Lessons Put to Waste
In The Great Divorce by C. S. Lewis, there is a narrator who travels from hell to heaven. He meets Ghosts who live in hell and want to visit heaven. When the bus of Ghosts arrives in heaven, each Ghost is met by a solid person, a Spirit, who lives in heaven. These Spirits try to convince the Ghosts to stay and solidify, but most of the Ghosts are so consumed by themselves, they cannot become solid. The encounters and explanations from the teacher are deeply rooted in Scripture – irresistible to those who the Maker has called to himself, but confusing to those who are dead.
After the narrator and his companion watch the encounter with the angel, Ghost, and lizard, the teacher talks to the narrator about the significance in the meeting. The teacher explains that "flesh and blood cannot come into the mountains . . . because they are too weak" (Lewis 104). He goes on saying they are not real enough to have substance in heaven. This part of the narrative relates to Isaiah 64:6, where Isaiah compares the good deeds of people to God's standards. God regards these good deeds as "filthy rags" or "menstrual rags." The teacher talks about good people in hell similarly. He teaches the narrator that no one is good enough to get into heaven. Separation from God because of sin where humans become less and less how God intended is inhumanness. The inhumanness of people does not allow entry to heaven. But the teacher says there is a way: much like how the lizard dies and becomes a stallion, things in heaven must change their entire being. Galatians 6:15 compares the old ways of the Hebrews to "what counts . . . the new creation." What mattered before, the way the old creations acted, is gone because the new creations have different spirits inside of them. This change allows God's righteousness and power to create a whole being with new desires and attitudes, so "the old has gone and the new has come" (2 Corinthians 5:17).

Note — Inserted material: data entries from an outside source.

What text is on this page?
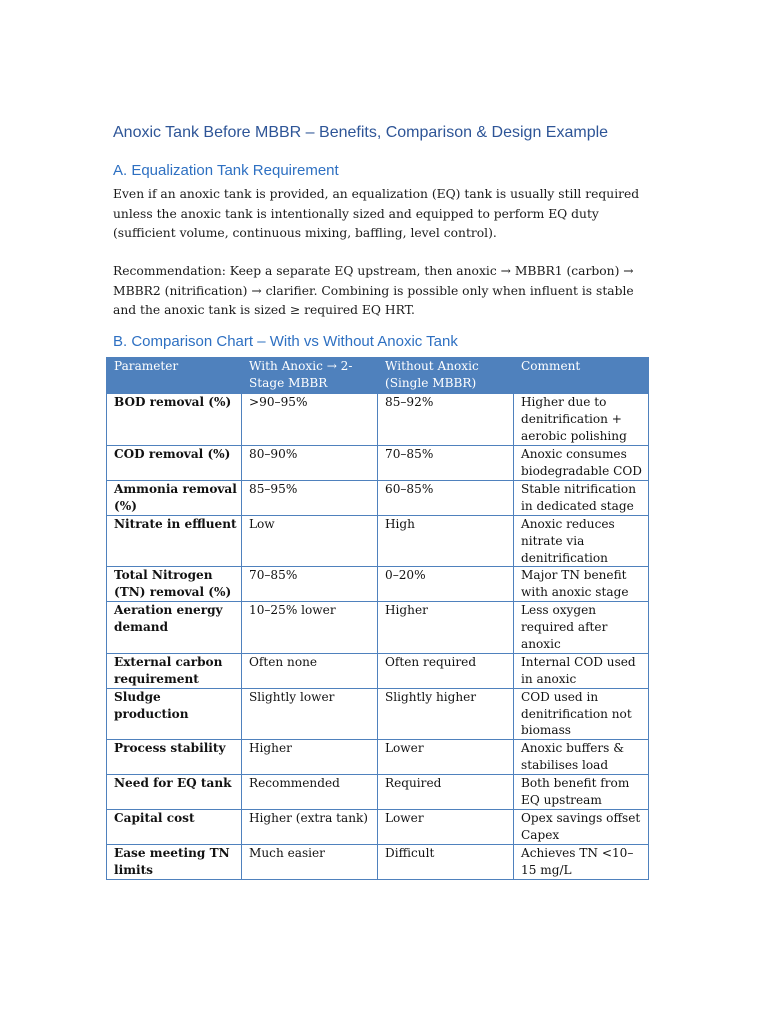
Anoxic Tank Before MBBR – Benefits, Comparison & Design Example
A. Equalization Tank Requirement

Even if an anoxic tank is provided, an equalization (EQ) tank is usually still required unless the anoxic tank is intentionally sized and equipped to perform EQ duty (sufficient volume, continuous mixing, baffling, level control).

Recommendation: Keep a separate EQ upstream, then anoxic → MBBR1 (carbon) → MBBR2 (nitrification) → clarifier. Combining is possible only when influent is stable and the anoxic tank is sized ≥ required EQ HRT.

B. Comparison Chart – With vs Without Anoxic Tank
Parameter	With Anoxic → 2-Stage MBBR	Without Anoxic (Single MBBR)	Comment
BOD removal (%)	>90–95%	85–92%	Higher due to denitrification + aerobic polishing
COD removal (%)	80–90%	70–85%	Anoxic consumes biodegradable COD
Ammonia removal (%)	85–95%	60–85%	Stable nitrification in dedicated stage
Nitrate in effluent	Low	High	Anoxic reduces nitrate via denitrification
Total Nitrogen (TN) removal (%)	70–85%	0–20%	Major TN benefit with anoxic stage
Aeration energy demand	10–25% lower	Higher	Less oxygen required after anoxic
External carbon requirement	Often none	Often required	Internal COD used in anoxic
Sludge production	Slightly lower	Slightly higher	COD used in denitrification not biomass
Process stability	Higher	Lower	Anoxic buffers & stabilises load
Need for EQ tank	Recommended	Required	Both benefit from EQ upstream
Capital cost	Higher (extra tank)	Lower	Opex savings offset Capex
Ease meeting TN limits	Much easier	Difficult	Achieves TN <10–15 mg/L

The Ghost learns not everything that is good feels good. Upset with the lizard, who represents lust, he tells it to "shut up" (Lewis 98), and soon an angel appears and asks if he could get rid of the burden. The Ghost feels pain when the angel comes close to kill the lizard. When the Ghost sees the angel's intent to annihilate his lust, he tries to wiggle his way out of getting rid of the lizard. The Ghost fusses that he did not want to bother the angel (Lewis 99). But the ghost lets go of his attachment to the lizard, sin, by giving the angel permission to kill the lizard. The ghost's choice to let go of his sin is his alone; Lewis tries to show the reader that he has to make his own decision on his life, especially concerning sin. The angel hurts the Ghost before killing the lizard, and the Ghost does not understand the angel means the best for him. Similarly God refines His children (Psalm 66:10). God tests them and gives them trials and pain to bring His children closer to Him and make them more like Himself each day. The angel does a similar thing by getting rid of the Ghost's lust so that he could become a better person. The Ghost and the children of God change with help to become more than they could be by themselves.
Another time, the narrator and the teacher stumble onto a wife and husband's meeting. The husband in the end does not take to heart anything his wife says, but his wife who has been in heaven tries to teach him about real love and joy. She begins by explaining that love on earth is not real love but a need to be loved. She explains that now she is "full . . . not empty" (Lewis 113), and she can begin to love. She tries to clarify that feelings meant for good are warped by sin on earth, so what she felt for her husband during her earthly life was a warped and selfish form of love. Filled with love from the Maker of love, this new creation can love the way it was intended before sin. Towards the end of her exchange with her husband, she tries to show him joy is not felt out of necessity or guilt in heaven. Joy is not a forced feeling; joy livens the willing spirit. 1 Samuel 15:22 discusses willingness in obedience where Samuel told Saul that obedience to God "is better than sacrifice." God wants the Israelites to obey Him because they loved Him. Later the wife continues by saying that joy "cannot be shaken" (Lewis 118). In heaven, obedience to God and love for God will be perfected. Love, joy, and obedience will not "be at the mercy of" (Lewis 118) worldly things in heaven. The encounter ends with only the Tragedian being left with Sarah. She tells the Tragedian that she cannot be affected by Hell nor can she enter it. Soon the Tragedian disappears, too. The company that was with Sarah sings that she is at home with "the Happy Trinity," and that "nothing can trouble her joy" (Lewis 119). Sarah is not phased by her husband disappearing. Her trust rests in the Lord. She is at home and unshaken because she is entirely dependent on God. The beginning of Philippians 4: 6 talks about rejoicing in God, but goes on to command the reader to"not be anxious about anything," and that is the focus of Sarah. She is focused on God and the talk with her husband "[does] not harm her" (Lewis 119).
With another perspective, the narrator and teacher see the Spirit, Sarah. She exudes life, beauty, courtesy, and joy. The narrator notices the Spirits and animals enveloping her. The teacher explains that whoever came close to her during her earthly life was affected by her love for Christ. They "became themselves" (Lewis 108), more loving because of her contagious attitude. Her abundant life "in Christ from the Father flows over into them" (Lewis 108). Even on earth, Sarah made much of Christ, making people more Christ-like. She gave them life she got from the Giver of Life who gives it to the full (John 10:10).
The lessons throughout the Great Divorce are rooted in Scripture; the lessons ring true, even to an unwilling ear. The Ghosts, in hell because they did not accept the truth, could not fully comprehend what they were being taught. Lewis portrays the unwilling heart that should tear at unbelievers, but also portrays the evangelizing heart that should overflow from believers.
this is a summer essay i wrote and just recently got a perfect score.